In the Moscow jail where WNBA star Brittney Griner has spent the past eight months, there is a basketball hoop, but no basketball. Her lawyers offered to bring her one, but Griner told them not to; it's too painful to think about.
"She said, 'Maybe if I'm here longer, but not now,'" one of her attorneys, Maria Blagovolina, said from Moscow on Wednesday.
Right now, Griner is focused on her upcoming appeal hearing Tuesday in Moscow regional court. Experts say there is no chance the court will overturn her conviction, although it's conceivable the three-judge panel could slightly reduce her nine-year sentence for smuggling cannabis oil into the country.

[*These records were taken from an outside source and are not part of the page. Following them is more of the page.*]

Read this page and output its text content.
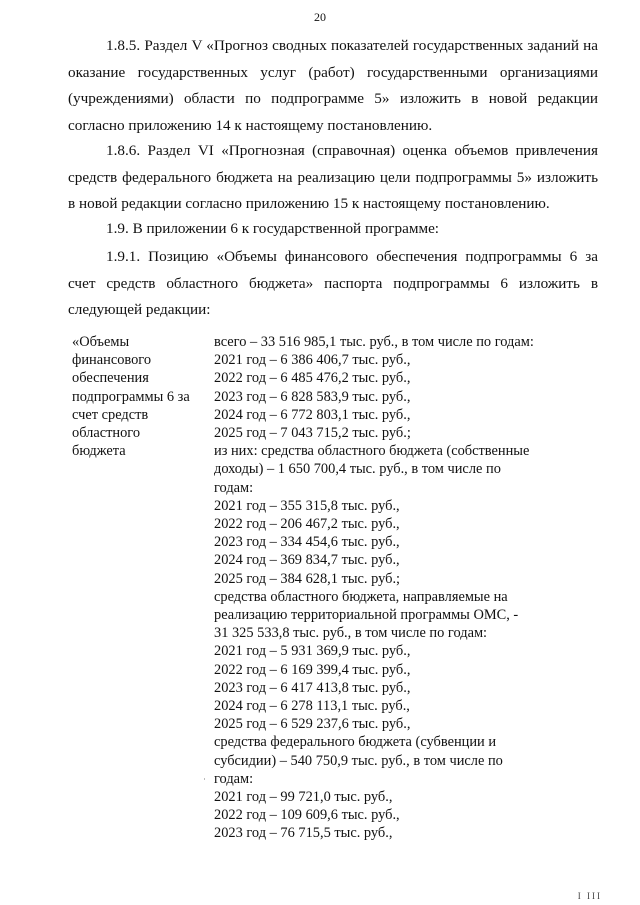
20

1.8.5. Раздел V «Прогноз сводных показателей государственных заданий на оказание государственных услуг (работ) государственными организациями (учреждениями) области по подпрограмме 5» изложить в новой редакции согласно приложению 14 к настоящему постановлению.

1.8.6. Раздел VI «Прогнозная (справочная) оценка объемов привлечения средств федерального бюджета на реализацию цели подпрограммы 5» изложить в новой редакции согласно приложению 15 к настоящему постановлению.

1.9. В приложении 6 к государственной программе:

1.9.1. Позицию «Объемы финансового обеспечения подпрограммы 6 за счет средств областного бюджета» паспорта подпрограммы 6 изложить в следующей редакции:

«Объемы
финансового
обеспечения
подпрограммы 6 за
счет средств
областного
бюджета
всего – 33 516 985,1 тыс. руб., в том числе по годам:
2021 год – 6 386 406,7 тыс. руб.,
2022 год – 6 485 476,2 тыс. руб.,
2023 год – 6 828 583,9 тыс. руб.,
2024 год – 6 772 803,1 тыс. руб.,
2025 год – 7 043 715,2 тыс. руб.;
из них: средства областного бюджета (собственные
доходы) – 1 650 700,4 тыс. руб., в том числе по
годам:
2021 год – 355 315,8 тыс. руб.,
2022 год – 206 467,2 тыс. руб.,
2023 год – 334 454,6 тыс. руб.,
2024 год – 369 834,7 тыс. руб.,
2025 год – 384 628,1 тыс. руб.;
средства областного бюджета, направляемые на
реализацию территориальной программы ОМС, -
31 325 533,8 тыс. руб., в том числе по годам:
2021 год – 5 931 369,9 тыс. руб.,
2022 год – 6 169 399,4 тыс. руб.,
2023 год – 6 417 413,8 тыс. руб.,
2024 год – 6 278 113,1 тыс. руб.,
2025 год – 6 529 237,6 тыс. руб.,
средства федерального бюджета (субвенции и
субсидии) – 540 750,9 тыс. руб., в том числе по
годам:
2021 год – 99 721,0 тыс. руб.,
2022 год – 109 609,6 тыс. руб.,
2023 год – 76 715,5 тыс. руб.,
I III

Griner, who turned 32 on Tuesday, has been in Russian custody since she was arrested Feb. 17 while trying to return to her Russian club team in Yekaterinburg.

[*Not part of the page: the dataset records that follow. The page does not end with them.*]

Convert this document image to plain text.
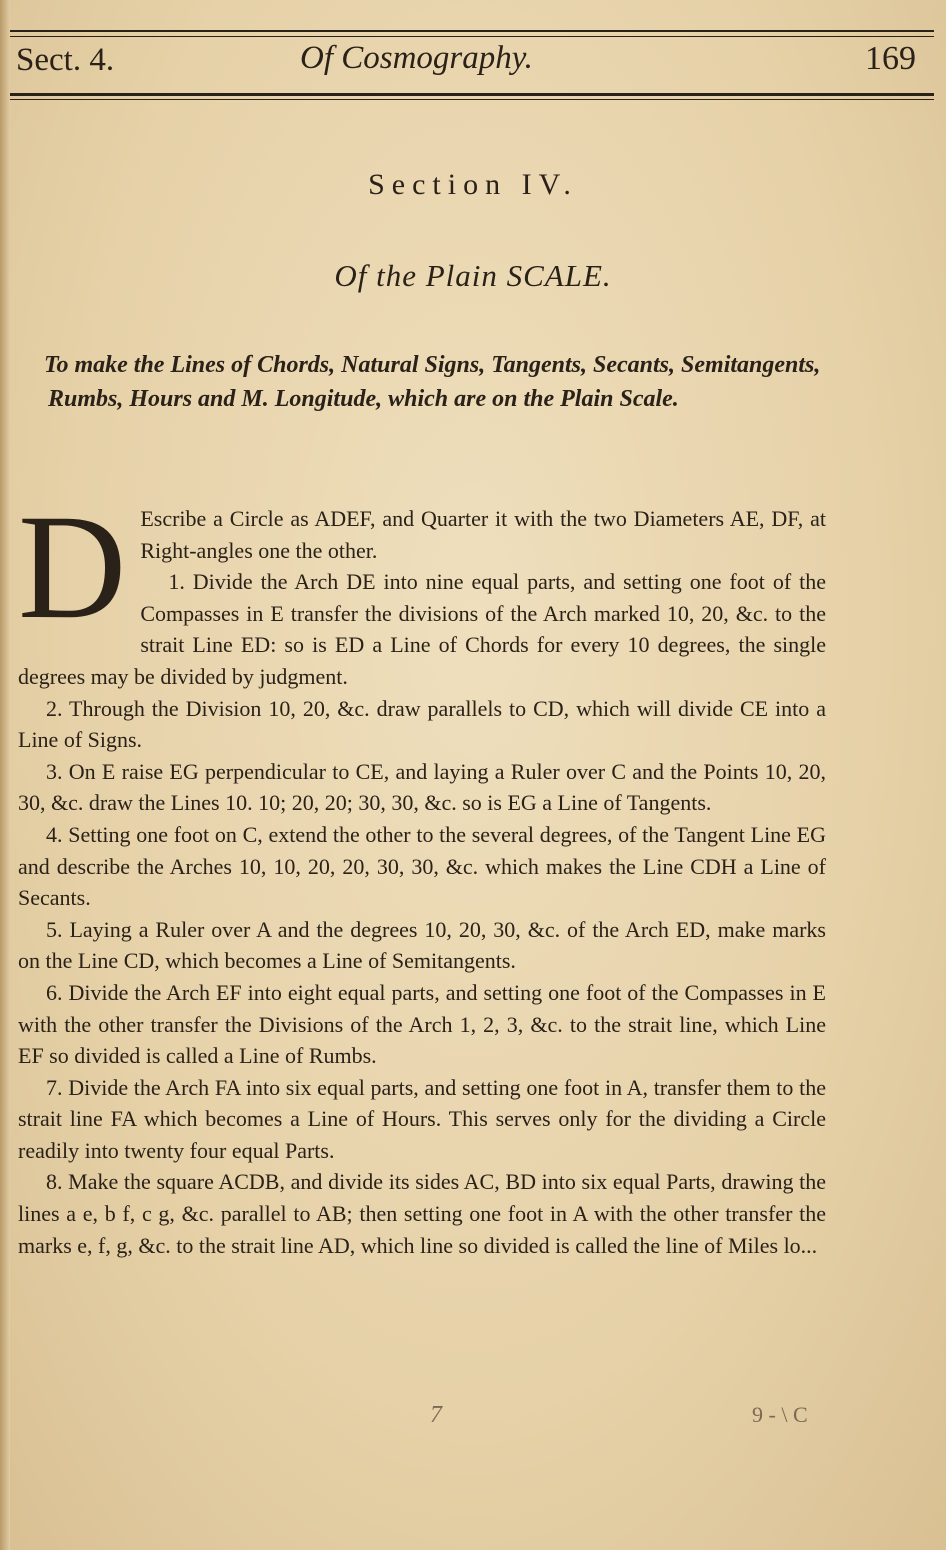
Sect. 4.	Of Cosmography.	169
Section IV.
Of the Plain SCALE.
To make the Lines of Chords, Natural Signs, Tangents, Secants, Semitangents, Rumbs, Hours and M. Longitude, which are on the Plain Scale.
D Escribe a Circle as ADEF, and Quarter it with the two Diameters AE, DF, at Right-angles one the other.

1. Divide the Arch DE into nine equal parts, and setting one foot of the Compasses in E transfer the divisions of the Arch marked 10, 20, &c. to the strait Line ED: so is ED a Line of Chords for every 10 degrees, the single degrees may be divided by judgment.

2. Through the Division 10, 20, &c. draw parallels to CD, which will divide CE into a Line of Signs.

3. On E raise EG perpendicular to CE, and laying a Ruler over C and the Points 10, 20, 30, &c. draw the Lines 10. 10; 20, 20; 30, 30, &c. so is EG a Line of Tangents.

4. Setting one foot on C, extend the other to the several degrees, of the Tangent Line EG and describe the Arches 10, 10, 20, 20, 30, 30, &c. which makes the Line CDH a Line of Secants.

5. Laying a Ruler over A and the degrees 10, 20, 30, &c. of the Arch ED, make marks on the Line CD, which becomes a Line of Semitangents.

6. Divide the Arch EF into eight equal parts, and setting one foot of the Compasses in E with the other transfer the Divisions of the Arch 1, 2, 3, &c. to the strait line, which Line EF so divided is called a Line of Rumbs.

7. Divide the Arch FA into six equal parts, and setting one foot in A, transfer them to the strait line FA which becomes a Line of Hours. This serves only for the dividing a Circle readily into twenty four equal Parts.

8. Make the square ACDB, and divide its sides AC, BD into six equal Parts, drawing the lines a e, b f, c g, &c. parallel to AB; then setting one foot in A with the other transfer the marks e, f, g, &c. to the strait line AD, which line so divided is called the line of Miles lo...

7	9 - \ C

Blagovolina declined to speculate on the outcome of next week's appeal, but said it is a "straightforward" affair: one hearing that will last a couple of hours, with a ruling handed down shortly after it concludes. Griner's lawyers may argue that the lower court erred in its verdict or sentence, but they may not introduce new arguments or evidence. Griner will participate via videoconference from her jail and will have a chance to address the judges at the end of the hearing.
Blagovolina and her co-counsel were able to visit Griner on Tuesday, and showed her numerous birthday cards and letters, along with a photo of her wife, Cherelle, meeting with President Joe Biden last month.

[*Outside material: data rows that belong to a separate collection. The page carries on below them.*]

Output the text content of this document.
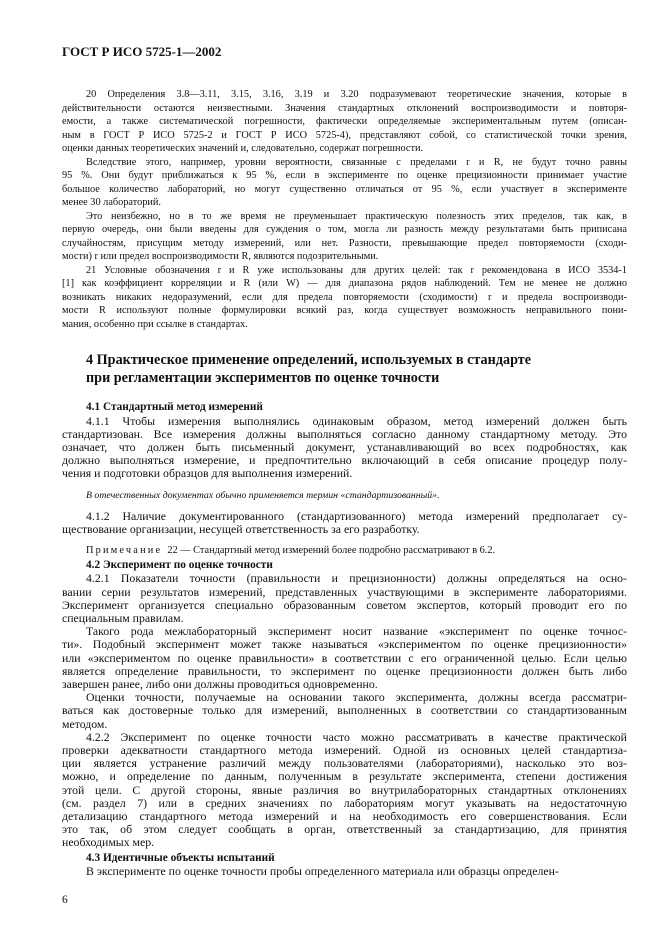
ГОСТ Р ИСО 5725-1—2002
20 Определения 3.8—3.11, 3.15, 3.16, 3.19 и 3.20 подразумевают теоретические значения, которые в
действительности остаются неизвестными. Значения стандартных отклонений воспроизводимости и повторя-
емости, а также систематической погрешности, фактически определяемые экспериментальным путем (описан-
ным в ГОСТ Р ИСО 5725-2 и ГОСТ Р ИСО 5725-4), представляют собой, со статистической точки зрения,
оценки данных теоретических значений и, следовательно, содержат погрешности.
Вследствие этого, например, уровни вероятности, связанные с пределами r и R, не будут точно равны
95 %. Они будут приближаться к 95 %, если в эксперименте по оценке прецизионности принимает участие
большое количество лабораторий, но могут существенно отличаться от 95 %, если участвует в эксперименте
менее 30 лабораторий.
Это неизбежно, но в то же время не преуменьшает практическую полезность этих пределов, так как, в
первую очередь, они были введены для суждения о том, могла ли разность между результатами быть приписана
случайностям, присущим методу измерений, или нет. Разности, превышающие предел повторяемости (сходи-
мости) r или предел воспроизводимости R, являются подозрительными.
21 Условные обозначения r и R уже использованы для других целей: так r рекомендована в ИСО 3534-1
[1] как коэффициент корреляции и R (или W) — для диапазона рядов наблюдений. Тем не менее не должно
возникать никаких недоразумений, если для предела повторяемости (сходимости) r и предела воспроизводи-
мости R используют полные формулировки всякий раз, когда существует возможность неправильного пони-
мания, особенно при ссылке в стандартах.
4 Практическое применение определений, используемых в стандарте
при регламентации экспериментов по оценке точности
4.1 Стандартный метод измерений
4.1.1 Чтобы измерения выполнялись одинаковым образом, метод измерений должен быть
стандартизован. Все измерения должны выполняться согласно данному стандартному методу. Это
означает, что должен быть письменный документ, устанавливающий во всех подробностях, как
должно выполняться измерение, и предпочтительно включающий в себя описание процедур полу-
чения и подготовки образцов для выполнения измерений.
В отечественных документах обычно применяется термин «стандартизованный».
4.1.2 Наличие документированного (стандартизованного) метода измерений предполагает су-
ществование организации, несущей ответственность за его разработку.
Примечание 22 — Стандартный метод измерений более подробно рассматривают в 6.2.
4.2 Эксперимент по оценке точности
4.2.1 Показатели точности (правильности и прецизионности) должны определяться на осно-
вании серии результатов измерений, представленных участвующими в эксперименте лабораториями.
Эксперимент организуется специально образованным советом экспертов, который проводит его по
специальным правилам.
Такого рода межлабораторный эксперимент носит название «эксперимент по оценке точнос-
ти». Подобный эксперимент может также называться «экспериментом по оценке прецизионности»
или «экспериментом по оценке правильности» в соответствии с его ограниченной целью. Если целью
является определение правильности, то эксперимент по оценке прецизионности должен быть либо
завершен ранее, либо они должны проводиться одновременно.
Оценки точности, получаемые на основании такого эксперимента, должны всегда рассматри-
ваться как достоверные только для измерений, выполненных в соответствии со стандартизованным
методом.
4.2.2 Эксперимент по оценке точности часто можно рассматривать в качестве практической
проверки адекватности стандартного метода измерений. Одной из основных целей стандартиза-
ции является устранение различий между пользователями (лабораториями), насколько это воз-
можно, и определение по данным, полученным в результате эксперимента, степени достижения
этой цели. С другой стороны, явные различия во внутрилабораторных стандартных отклонениях
(см. раздел 7) или в средних значениях по лабораториям могут указывать на недостаточную
детализацию стандартного метода измерений и на необходимость его совершенствования. Если
это так, об этом следует сообщать в орган, ответственный за стандартизацию, для принятия
необходимых мер.
4.3 Идентичные объекты испытаний
В эксперименте по оценке точности пробы определенного материала или образцы определен-
6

Regardless of next week's ruling, Griner will remain at the whim of Russian officials. American U.S. officials have said they haven't received what they consider to be a legitimate response to their offer to swap at least one Russian prisoner for Griner and Paul Whelan, who has been imprisoned in Russia since December 2018.
Sources close to Griner say she's resigned to the fact that Russia is unlikely to act until after the U.S. midterm elections Nov. 8, not wanting to give Biden a political win.
Griner's family and American U.S. officials have been concerned that she'll be sent to the prison camp she was sentenced to, where conditions are harsher and she would be far more vulnerable to abuse from inmates and staff. But Blagovolina said even if the appeals court upholds the verdict, Griner is unlikely to be moved anytime soon.
"It's a complicated process [that] can take anywhere from three weeks to three months," she said.
Griner will be allowed to request a location, most likely somewhere close to Moscow, where her lawyers are.
But, as U.S. officials have said repeatedly, Russia can do whatever it likes with Griner and there is little the United States can do about it.